Wie der Spanier setzt auch der Niederländer auf Ballbesitzfußball, auf Überzahlspiel, auf aggressives Pressing. Er sagt Sachen wie: "Natürlich will ich Ballbesitz - aber in der gegnerischen Hälfte. Ich will Ballbesitz, um dem Gegener wehzutun" oder "Haben wir den Ball, kann der Gegner kein Tor machen".

Ten Hag setzt auf größtmögliche Spielkontrolle. Und egal wie der Gegner heißt, der Niederländer beharrt auf seiner Spielphilosophie.

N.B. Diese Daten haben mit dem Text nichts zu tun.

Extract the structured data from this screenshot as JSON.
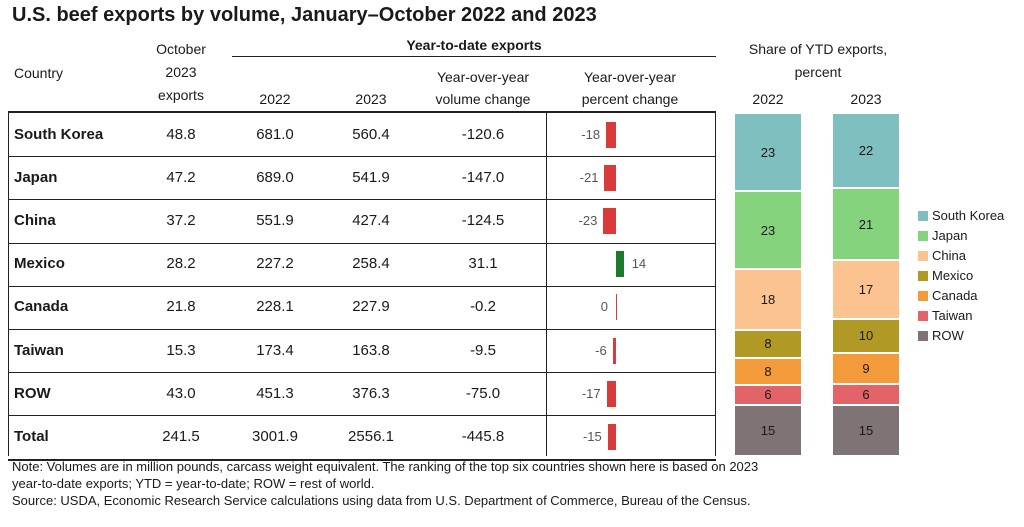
{
  "title": "U.S. beef exports by volume, January–October 2022 and 2023",
  "headers": {
    "country": "Country",
    "october_1": "October",
    "october_2": "2023",
    "october_3": "exports",
    "ytd": "Year-to-date exports",
    "y2022": "2022",
    "y2023": "2023",
    "yoy_vol_1": "Year-over-year",
    "yoy_vol_2": "volume change",
    "yoy_pct_1": "Year-over-year",
    "yoy_pct_2": "percent change",
    "share_1": "Share of YTD exports,",
    "share_2": "percent",
    "share_2022": "2022",
    "share_2023": "2023"
  },
  "rows": [
    {
      "country": "South Korea",
      "oct": "48.8",
      "y2022": "681.0",
      "y2023": "560.4",
      "vol": "-120.6",
      "pct": "-18"
    },
    {
      "country": "Japan",
      "oct": "47.2",
      "y2022": "689.0",
      "y2023": "541.9",
      "vol": "-147.0",
      "pct": "-21"
    },
    {
      "country": "China",
      "oct": "37.2",
      "y2022": "551.9",
      "y2023": "427.4",
      "vol": "-124.5",
      "pct": "-23"
    },
    {
      "country": "Mexico",
      "oct": "28.2",
      "y2022": "227.2",
      "y2023": "258.4",
      "vol": "31.1",
      "pct": "14"
    },
    {
      "country": "Canada",
      "oct": "21.8",
      "y2022": "228.1",
      "y2023": "227.9",
      "vol": "-0.2",
      "pct": "0"
    },
    {
      "country": "Taiwan",
      "oct": "15.3",
      "y2022": "173.4",
      "y2023": "163.8",
      "vol": "-9.5",
      "pct": "-6"
    },
    {
      "country": "ROW",
      "oct": "43.0",
      "y2022": "451.3",
      "y2023": "376.3",
      "vol": "-75.0",
      "pct": "-17"
    },
    {
      "country": "Total",
      "oct": "241.5",
      "y2022": "3001.9",
      "y2023": "2556.1",
      "vol": "-445.8",
      "pct": "-15"
    }
  ],
  "notes": {
    "line1": "Note: Volumes are in million pounds, carcass weight equivalent. The ranking of the top six countries shown here is based on 2023",
    "line2": "year-to-date exports; YTD = year-to-date; ROW = rest of world.",
    "line3": "Source: USDA, Economic Research Service calculations using data from U.S. Department of Commerce, Bureau of the Census."
  },
  "colors": {
    "negative": "#d93a3a",
    "positive": "#1b7a2b",
    "South Korea": "#7fbfbf",
    "Japan": "#86d37e",
    "China": "#fbc38f",
    "Mexico": "#b09a25",
    "Canada": "#f39a3a",
    "Taiwan": "#e26469",
    "ROW": "#7f7475"
  },
  "chart_data": [
    {
      "type": "bar",
      "orientation": "horizontal",
      "title": "Year-over-year percent change",
      "categories": [
        "South Korea",
        "Japan",
        "China",
        "Mexico",
        "Canada",
        "Taiwan",
        "ROW",
        "Total"
      ],
      "values": [
        -18,
        -21,
        -23,
        14,
        0,
        -6,
        -17,
        -15
      ],
      "xlim": [
        -23,
        14
      ]
    },
    {
      "type": "bar",
      "stacked": true,
      "title": "Share of YTD exports, percent",
      "categories": [
        "2022",
        "2023"
      ],
      "series": [
        {
          "name": "South Korea",
          "values": [
            23,
            22
          ]
        },
        {
          "name": "Japan",
          "values": [
            23,
            21
          ]
        },
        {
          "name": "China",
          "values": [
            18,
            17
          ]
        },
        {
          "name": "Mexico",
          "values": [
            8,
            10
          ]
        },
        {
          "name": "Canada",
          "values": [
            8,
            9
          ]
        },
        {
          "name": "Taiwan",
          "values": [
            6,
            6
          ]
        },
        {
          "name": "ROW",
          "values": [
            15,
            15
          ]
        }
      ],
      "ylim": [
        0,
        100
      ],
      "legend": "right"
    }
  ]
}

Ajax gewinnt alle Auswärtsspiele in der K.o.-Runde der Champions League

In der K.o.-Runde der Champions League gewann Ajax im Achtelfinale bei Titelverteidiger Real Madrid, im Viertelfinale bei Cristiano Ronaldos Juventus Turin und zuletzt im Halbfinale in England bei den Tottenham Hotspur.

Sowohl gegen die Spanier als auch gegen die Italiener war Ajax als klarer Außenseiter in die Partie gegangen. Sollten die Niederländer tatsächlich ins Champions-League-Finale einziehen, wären sie im Duell mit dem FC Liverpool einmal mehr der Underdog.

Doch das dürfte ten Hag nicht kümmern. Seine Mannschaft bewies in den vergangenen Monaten, dass sie es mit jedem Spitzenteam in Europa aufnehmen kann. Das Team sei "furchtlos", sagt Mittelfeldspieler Hakim Ziyech und betont: "Wir ziehen unseren Stil durch und zeigen, dass es möglich ist, gegen große Mannschaften gut zu spielen und sie sogar zu schlagen."

Doch Ziyech, der zuletzt mit dem FC Bayern in Verbindung gebracht wurde, weiß auch: "Einen Fehler sollten wir nicht machen: jetzt schon ans Finale zu denken." Denn auf Ajax und ten Hag wartet am Mittwoch vorerst noch das Halbfinal-Rückspiel gegen Tottenham Hotspur (21:00 Uhr, LIVE bei uns im Ticker).